Procrastination

How do you stop yourself from procrastinating when it comes to writing?

I don’t think there is a way to stop it. I think sometimes we need to take our time doing something, because we can’t force ourselves to do something we don’t want to do or aren’t ready to do. I do that almost every other day as a write. Sometimes I have things I need to get off my chest, and other days I’m just not in the mood. I ran into that problem just this week. I was out of town and my schedule became unpredictable. I kept telling myself that I needed to write, but I just didn’t feel like it. I needed a few days to get away from it and clear my head.  I needed to, because I try not to force myself to write, when I don’t know what to say. A piece should be able to write itself. If it’s forced, then it’s not going to have the potential it could have if it had been inspired.

On the days you want to write but don’t know what to write, don’t push anything complicated. Write about the chair you’re sitting in. Write about what you had for breakfast. It doesn’t have to be perfect, just something to get yourself writing. But some days, you won’t even want to write about breakfast, and that’s okay too.
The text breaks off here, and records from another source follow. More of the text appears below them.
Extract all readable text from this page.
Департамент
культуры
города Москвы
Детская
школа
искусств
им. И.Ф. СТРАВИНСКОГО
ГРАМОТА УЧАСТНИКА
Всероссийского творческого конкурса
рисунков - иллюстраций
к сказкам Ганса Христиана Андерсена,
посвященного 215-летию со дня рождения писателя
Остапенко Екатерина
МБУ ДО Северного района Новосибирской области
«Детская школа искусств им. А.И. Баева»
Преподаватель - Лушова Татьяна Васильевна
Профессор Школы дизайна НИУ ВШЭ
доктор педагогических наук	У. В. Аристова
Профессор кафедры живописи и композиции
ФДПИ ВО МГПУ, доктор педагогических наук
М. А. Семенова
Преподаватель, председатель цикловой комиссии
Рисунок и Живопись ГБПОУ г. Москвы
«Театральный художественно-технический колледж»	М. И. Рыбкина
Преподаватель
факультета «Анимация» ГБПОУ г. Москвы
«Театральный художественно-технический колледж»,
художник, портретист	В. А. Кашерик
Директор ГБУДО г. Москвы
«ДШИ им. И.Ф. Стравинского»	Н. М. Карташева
But sometimes the job really does need to be pushed along. Motivation is the only thing that overcomes procrastination, not just in writing, but in everything we do in life. You just have to want it enough and you’ll get the job done.

Worst Critic

What are ways that you can stop yourself from being your own worst critic?

You can’t. You are always going to be your own worst critic. That being said, you need to accept that and to learn how to write despite that. I came across someone in a poetry workshop today who hated his poem before he even started writing it. Because he went into it with that attitude, he decided the poem wasn’t going to be good enough. He assumed everyone in the workshop would only say negative things. I gave him the advice not to doom his poem before it was finished.

We’re all guilty of quitting a piece because we don’t think it’s good enough. We’re all guilty of saying, “No one wants to read this.” Several years ago, that was my life motto. I never wanted to finish anything because I would ask myself, “What’s the point?”

You don’t have to write to please people. You need to write because you want to. You need to feel that writing with everything you have. But most importantly, you need to keep the voice in your head away from your work. Let the words write themselves. Don’t listen to the voice in your head because it’s wrong. It’s going to bug you nonstop until you quit writing, and you can’t let it do that. Your writing is worth something when you place your heart in it, not your head.

You also need to believe in your work and believe in yourself. That’s the part I had the most difficult time with. I didn’t believe in my writing for a long time, and it’s why I didn’t think anyone else could believe in it either. It wasn’t until I started sharing my writing with others, because I believed in it, that others started believing in it too. Even now, I sometimes doubt the things I write, but I do it anyway. Every piece of writing needs work. Nothing is ever perfect. But with the dedication and the belief that we can accomplish something, we can.

There is no way to stop being your own worst critic. But there is a way to stop writing with your head and start writing with your heart. Don’t stop. Don’t think. Don’t worry. Just write until you’ve created something.